Stephanie Coontz, director of research for the Council on Contemporary Families, says policy makers often neglect the needs of single people because their view is outdated — based on the way they themselves grew up.
In researching her latest book, “A Strange Stirring: The Feminine Mystique in American Women at the Dawn of the 1960s,” Ms. Coontz found that in the past single people were often called “deviant,” “neurotic” and “selfish.”
“We do have the tendency to think that there is something special about married people, and that they are the ones who keep community and family going,” she said. “I thought it was important to point out that single people keep our community going, too.”

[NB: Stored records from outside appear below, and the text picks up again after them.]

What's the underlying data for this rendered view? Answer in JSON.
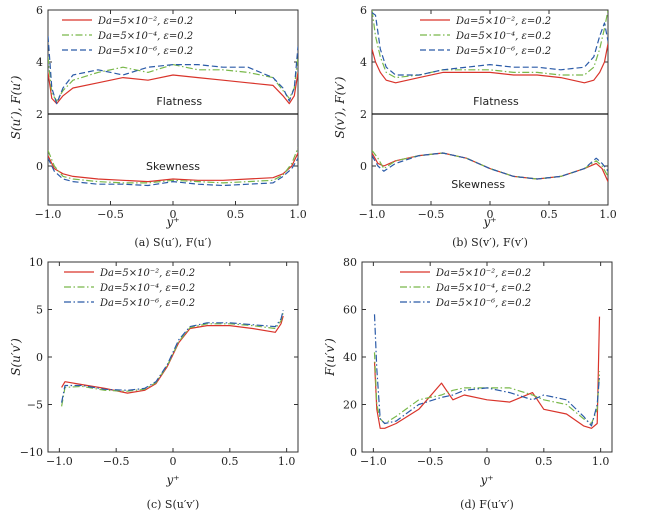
{
  "colors": {
    "red": "#d9342b",
    "green": "#79b84a",
    "blue": "#2b5ba8",
    "axis": "#333333"
  },
  "legend_labels": [
    "Da=5×10⁻², ε=0.2",
    "Da=5×10⁻⁴, ε=0.2",
    "Da=5×10⁻⁶, ε=0.2"
  ],
  "chart_data": [
    {
      "type": "line",
      "caption": "(a) S(u′), F(u′)",
      "xlabel": "y⁺",
      "ylabel": "S(u′), F(u′)",
      "xlim": [
        -1.0,
        1.0
      ],
      "ylim": [
        -1.5,
        6
      ],
      "xticks": [
        -1.0,
        -0.5,
        0,
        0.5,
        1.0
      ],
      "xtick_labels": [
        "−1.0",
        "−0.5",
        "0",
        "0.5",
        "1.0"
      ],
      "yticks": [
        0,
        2,
        4,
        6
      ],
      "ytick_labels": [
        "0",
        "2",
        "4",
        "6"
      ],
      "hline": 2,
      "annotations": [
        {
          "text": "Flatness",
          "x": 0.05,
          "y": 2.35
        },
        {
          "text": "Skewness",
          "x": 0.0,
          "y": -0.15
        }
      ],
      "legend_position": "top",
      "series": [
        {
          "name": "Da=5×10⁻², ε=0.2",
          "color": "red",
          "dash": "solid",
          "x": [
            -1.0,
            -0.97,
            -0.93,
            -0.88,
            -0.8,
            -0.6,
            -0.4,
            -0.2,
            0.0,
            0.2,
            0.4,
            0.6,
            0.8,
            0.88,
            0.93,
            0.97,
            1.0
          ],
          "y": [
            3.6,
            2.6,
            2.4,
            2.7,
            3.0,
            3.2,
            3.4,
            3.3,
            3.5,
            3.4,
            3.3,
            3.2,
            3.1,
            2.7,
            2.4,
            2.7,
            3.6
          ]
        },
        {
          "name": "Da=5×10⁻⁴, ε=0.2",
          "color": "green",
          "dash": "dashdot",
          "x": [
            -1.0,
            -0.97,
            -0.93,
            -0.88,
            -0.8,
            -0.6,
            -0.4,
            -0.2,
            0.0,
            0.2,
            0.4,
            0.6,
            0.8,
            0.88,
            0.93,
            0.97,
            1.0
          ],
          "y": [
            4.2,
            2.8,
            2.5,
            2.9,
            3.3,
            3.6,
            3.8,
            3.6,
            3.9,
            3.7,
            3.7,
            3.6,
            3.4,
            2.9,
            2.6,
            3.0,
            4.2
          ]
        },
        {
          "name": "Da=5×10⁻⁶, ε=0.2",
          "color": "blue",
          "dash": "dashed",
          "x": [
            -1.0,
            -0.97,
            -0.93,
            -0.88,
            -0.8,
            -0.6,
            -0.4,
            -0.2,
            0.0,
            0.2,
            0.4,
            0.6,
            0.8,
            0.88,
            0.93,
            0.97,
            1.0
          ],
          "y": [
            5.0,
            3.0,
            2.4,
            3.0,
            3.5,
            3.7,
            3.5,
            3.8,
            3.9,
            3.9,
            3.8,
            3.8,
            3.4,
            3.0,
            2.5,
            3.0,
            4.6
          ]
        },
        {
          "color": "red",
          "dash": "solid",
          "x": [
            -1.0,
            -0.95,
            -0.88,
            -0.8,
            -0.6,
            -0.4,
            -0.2,
            0.0,
            0.2,
            0.4,
            0.6,
            0.8,
            0.88,
            0.95,
            1.0
          ],
          "y": [
            0.4,
            -0.1,
            -0.3,
            -0.4,
            -0.5,
            -0.55,
            -0.6,
            -0.5,
            -0.55,
            -0.55,
            -0.5,
            -0.45,
            -0.3,
            0.0,
            0.5
          ]
        },
        {
          "color": "green",
          "dash": "dashdot",
          "x": [
            -1.0,
            -0.95,
            -0.88,
            -0.8,
            -0.6,
            -0.4,
            -0.2,
            0.0,
            0.2,
            0.4,
            0.6,
            0.8,
            0.88,
            0.95,
            1.0
          ],
          "y": [
            0.6,
            0.0,
            -0.4,
            -0.5,
            -0.6,
            -0.65,
            -0.65,
            -0.55,
            -0.6,
            -0.65,
            -0.6,
            -0.55,
            -0.35,
            0.1,
            0.7
          ]
        },
        {
          "color": "blue",
          "dash": "dashed",
          "x": [
            -1.0,
            -0.95,
            -0.88,
            -0.8,
            -0.6,
            -0.4,
            -0.2,
            0.0,
            0.2,
            0.4,
            0.6,
            0.8,
            0.88,
            0.95,
            1.0
          ],
          "y": [
            0.3,
            -0.2,
            -0.5,
            -0.6,
            -0.7,
            -0.7,
            -0.75,
            -0.6,
            -0.7,
            -0.75,
            -0.7,
            -0.65,
            -0.4,
            -0.1,
            0.3
          ]
        }
      ]
    },
    {
      "type": "line",
      "caption": "(b) S(v′), F(v′)",
      "xlabel": "y⁺",
      "ylabel": "S(v′), F(v′)",
      "xlim": [
        -1.0,
        1.0
      ],
      "ylim": [
        -1.5,
        6
      ],
      "xticks": [
        -1.0,
        -0.5,
        0,
        0.5,
        1.0
      ],
      "xtick_labels": [
        "−1.0",
        "−0.5",
        "0",
        "0.5",
        "1.0"
      ],
      "yticks": [
        0,
        2,
        4,
        6
      ],
      "ytick_labels": [
        "0",
        "2",
        "4",
        "6"
      ],
      "hline": 2,
      "annotations": [
        {
          "text": "Flatness",
          "x": 0.05,
          "y": 2.35
        },
        {
          "text": "Skewness",
          "x": -0.1,
          "y": -0.85
        }
      ],
      "legend_position": "top-right",
      "series": [
        {
          "name": "Da=5×10⁻², ε=0.2",
          "color": "red",
          "dash": "solid",
          "x": [
            -1.0,
            -0.97,
            -0.93,
            -0.88,
            -0.8,
            -0.6,
            -0.4,
            -0.2,
            0.0,
            0.2,
            0.4,
            0.6,
            0.8,
            0.88,
            0.93,
            0.97,
            1.0
          ],
          "y": [
            4.5,
            4.0,
            3.6,
            3.3,
            3.2,
            3.4,
            3.6,
            3.6,
            3.6,
            3.5,
            3.5,
            3.4,
            3.2,
            3.3,
            3.6,
            4.0,
            4.7
          ]
        },
        {
          "name": "Da=5×10⁻⁴, ε=0.2",
          "color": "green",
          "dash": "dashdot",
          "x": [
            -1.0,
            -0.97,
            -0.93,
            -0.88,
            -0.8,
            -0.6,
            -0.4,
            -0.2,
            0.0,
            0.2,
            0.4,
            0.6,
            0.8,
            0.88,
            0.93,
            0.97,
            1.0
          ],
          "y": [
            6.0,
            5.0,
            4.2,
            3.6,
            3.4,
            3.5,
            3.7,
            3.7,
            3.7,
            3.6,
            3.6,
            3.5,
            3.5,
            3.8,
            4.5,
            5.3,
            6.0
          ]
        },
        {
          "name": "Da=5×10⁻⁶, ε=0.2",
          "color": "blue",
          "dash": "dashed",
          "x": [
            -1.0,
            -0.97,
            -0.93,
            -0.88,
            -0.8,
            -0.6,
            -0.4,
            -0.2,
            0.0,
            0.2,
            0.4,
            0.6,
            0.8,
            0.88,
            0.93,
            0.97,
            1.0
          ],
          "y": [
            5.9,
            5.8,
            4.5,
            3.8,
            3.5,
            3.5,
            3.7,
            3.8,
            3.9,
            3.8,
            3.8,
            3.7,
            3.8,
            4.2,
            5.0,
            5.5,
            4.8
          ]
        },
        {
          "color": "red",
          "dash": "solid",
          "x": [
            -1.0,
            -0.95,
            -0.9,
            -0.8,
            -0.6,
            -0.4,
            -0.2,
            0.0,
            0.2,
            0.4,
            0.6,
            0.8,
            0.9,
            0.95,
            1.0
          ],
          "y": [
            0.5,
            0.1,
            0.0,
            0.2,
            0.4,
            0.5,
            0.3,
            -0.1,
            -0.4,
            -0.5,
            -0.4,
            -0.1,
            0.1,
            -0.1,
            -0.6
          ]
        },
        {
          "color": "green",
          "dash": "dashdot",
          "x": [
            -1.0,
            -0.95,
            -0.9,
            -0.8,
            -0.6,
            -0.4,
            -0.2,
            0.0,
            0.2,
            0.4,
            0.6,
            0.8,
            0.9,
            0.95,
            1.0
          ],
          "y": [
            0.6,
            0.3,
            -0.1,
            0.2,
            0.4,
            0.5,
            0.3,
            -0.1,
            -0.4,
            -0.5,
            -0.4,
            -0.1,
            0.2,
            0.0,
            -0.4
          ]
        },
        {
          "color": "blue",
          "dash": "dashed",
          "x": [
            -1.0,
            -0.95,
            -0.9,
            -0.8,
            -0.6,
            -0.4,
            -0.2,
            0.0,
            0.2,
            0.4,
            0.6,
            0.8,
            0.9,
            0.95,
            1.0
          ],
          "y": [
            0.4,
            0.0,
            -0.2,
            0.1,
            0.4,
            0.5,
            0.3,
            -0.1,
            -0.4,
            -0.5,
            -0.4,
            -0.1,
            0.3,
            0.1,
            -0.2
          ]
        }
      ]
    },
    {
      "type": "line",
      "caption": "(c) S(u′v′)",
      "xlabel": "y⁺",
      "ylabel": "S(u′v′)",
      "xlim": [
        -1.1,
        1.1
      ],
      "ylim": [
        -10,
        10
      ],
      "xticks": [
        -1.0,
        -0.5,
        0,
        0.5,
        1.0
      ],
      "xtick_labels": [
        "−1.0",
        "−0.5",
        "0",
        "0.5",
        "1.0"
      ],
      "yticks": [
        -10,
        -5,
        0,
        5,
        10
      ],
      "ytick_labels": [
        "−10",
        "−5",
        "0",
        "5",
        "10"
      ],
      "annotations": [],
      "legend_position": "top-left",
      "series": [
        {
          "name": "Da=5×10⁻², ε=0.2",
          "color": "red",
          "dash": "solid",
          "x": [
            -0.98,
            -0.95,
            -0.8,
            -0.6,
            -0.4,
            -0.25,
            -0.15,
            -0.05,
            0.05,
            0.15,
            0.3,
            0.5,
            0.7,
            0.9,
            0.95,
            0.97
          ],
          "y": [
            -3.2,
            -2.6,
            -2.9,
            -3.3,
            -3.8,
            -3.5,
            -2.8,
            -1.0,
            1.5,
            3.0,
            3.3,
            3.3,
            3.0,
            2.6,
            3.5,
            4.3
          ]
        },
        {
          "name": "Da=5×10⁻⁴, ε=0.2",
          "color": "green",
          "dash": "dashdot",
          "x": [
            -0.98,
            -0.95,
            -0.8,
            -0.6,
            -0.4,
            -0.25,
            -0.15,
            -0.05,
            0.05,
            0.15,
            0.3,
            0.5,
            0.7,
            0.9,
            0.95,
            0.97
          ],
          "y": [
            -5.2,
            -3.2,
            -3.1,
            -3.5,
            -3.6,
            -3.4,
            -2.7,
            -0.9,
            1.6,
            3.1,
            3.5,
            3.5,
            3.3,
            3.0,
            3.8,
            4.7
          ]
        },
        {
          "name": "Da=5×10⁻⁶, ε=0.2",
          "color": "blue",
          "dash": "dashdot",
          "x": [
            -0.98,
            -0.95,
            -0.8,
            -0.6,
            -0.4,
            -0.25,
            -0.15,
            -0.05,
            0.05,
            0.15,
            0.3,
            0.5,
            0.7,
            0.9,
            0.95,
            0.97
          ],
          "y": [
            -4.8,
            -3.0,
            -3.0,
            -3.4,
            -3.5,
            -3.3,
            -2.6,
            -0.8,
            1.8,
            3.2,
            3.6,
            3.6,
            3.4,
            3.2,
            4.0,
            4.9
          ]
        }
      ]
    },
    {
      "type": "line",
      "caption": "(d) F(u′v′)",
      "xlabel": "y⁺",
      "ylabel": "F(u′v′)",
      "xlim": [
        -1.1,
        1.1
      ],
      "ylim": [
        0,
        80
      ],
      "xticks": [
        -1.0,
        -0.5,
        0,
        0.5,
        1.0
      ],
      "xtick_labels": [
        "−1.0",
        "−0.5",
        "0",
        "0.5",
        "1.0"
      ],
      "yticks": [
        0,
        20,
        40,
        60,
        80
      ],
      "ytick_labels": [
        "0",
        "20",
        "40",
        "60",
        "80"
      ],
      "annotations": [],
      "legend_position": "top",
      "series": [
        {
          "name": "Da=5×10⁻², ε=0.2",
          "color": "red",
          "dash": "solid",
          "x": [
            -0.99,
            -0.97,
            -0.94,
            -0.9,
            -0.8,
            -0.6,
            -0.4,
            -0.3,
            -0.2,
            0.0,
            0.2,
            0.4,
            0.5,
            0.7,
            0.85,
            0.92,
            0.97,
            0.99
          ],
          "y": [
            38,
            18,
            10,
            10,
            12,
            18,
            29,
            22,
            24,
            22,
            21,
            25,
            18,
            16,
            11,
            10,
            12,
            57
          ]
        },
        {
          "name": "Da=5×10⁻⁴, ε=0.2",
          "color": "green",
          "dash": "dashdot",
          "x": [
            -0.99,
            -0.97,
            -0.94,
            -0.9,
            -0.8,
            -0.6,
            -0.4,
            -0.3,
            -0.2,
            0.0,
            0.2,
            0.4,
            0.5,
            0.7,
            0.85,
            0.92,
            0.97,
            0.99
          ],
          "y": [
            42,
            20,
            14,
            12,
            15,
            22,
            24,
            26,
            27,
            27,
            27,
            24,
            22,
            20,
            14,
            12,
            18,
            34
          ]
        },
        {
          "name": "Da=5×10⁻⁶, ε=0.2",
          "color": "blue",
          "dash": "dashdot",
          "x": [
            -0.99,
            -0.97,
            -0.94,
            -0.9,
            -0.8,
            -0.6,
            -0.4,
            -0.3,
            -0.2,
            0.0,
            0.2,
            0.4,
            0.5,
            0.7,
            0.85,
            0.92,
            0.97,
            0.99
          ],
          "y": [
            58,
            35,
            14,
            12,
            13,
            20,
            23,
            24,
            26,
            27,
            25,
            22,
            24,
            22,
            15,
            11,
            20,
            32
          ]
        }
      ]
    }
  ]
}
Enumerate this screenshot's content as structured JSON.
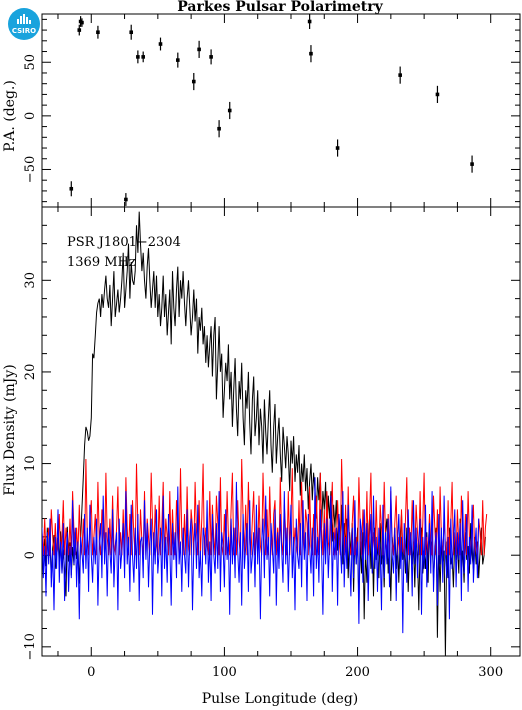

Singles do more for their families and communities than married folks, says an inflammatory new report from a University of Massachusetts sociologist.
Naomi Gerstel penned the paper in celebration of National Unmarried and Singles Week, which showcases the contributions of singletons to society. .
“It wasn’t posed as a critique of marriage. It was posed instead as a defence of the unmarried,” Dr. Gerstel said in an interview.
Singles, she points out, are a diverse group: some are unmarried but will get hitched one day, others fly solo for life, while others still are divorced or widowed. While many are maligned as selfish, the opposite is in fact true, Dr. Gerstel explains in the report, which pulls data from several large national surveys.
“The unmarried are typically portrayed as unencumbered by family obligations, or even as self-centered individuals who do not help out in the community the way married couples do,” she writes in the report, penned for the non-profit Council on Contemporary Families.
Unmarried adults pitch in with their parents more than their married siblings do, they help their neighbours more frequently than married counterparts do and they have more friends – and treat them better than marrieds do.
Unmarried women are the most likely to pitch in with their aging mothers and fathers: “While 68 per cent of married women give help to their parents, 84 per cent of the never married provide such care.” Never-married men help plenty too: 67 per cent versus just 38 per cent of husbands.
Unmarried women gab on the phone more with parents and siblings more than wives do, but the difference is “especially dramatic for men,” Dr. Gerstel writes. “While many husbands rely on wives to call their relatives, men without wives make the connection themselves.”
Singles are also more available to their siblings, “often playing important roles in the lives of their brothers and sisters as well as their nieces and nephews.”
And it’s not because they don’t have a brood of their own to contend with.
“It’s not children, it’s marriage that matters,” Dr. Gerstel said. “The childless married have significantly lower contacts and community involvement than singles without children. … Marriage is very demanding.”
Aside from being familial dyamos, one in five American singles volunteers for community efforts such as serving food and charity fundraising, while marrieds are more likely to offer their time to activities their kids are involved with. Singles are also more politically engaged: Never-married women are more likely than wives to sign petitions and join political gatherings.
Marrieds are too busy hosting dinner parties, watching rom coms and bickering, presumably.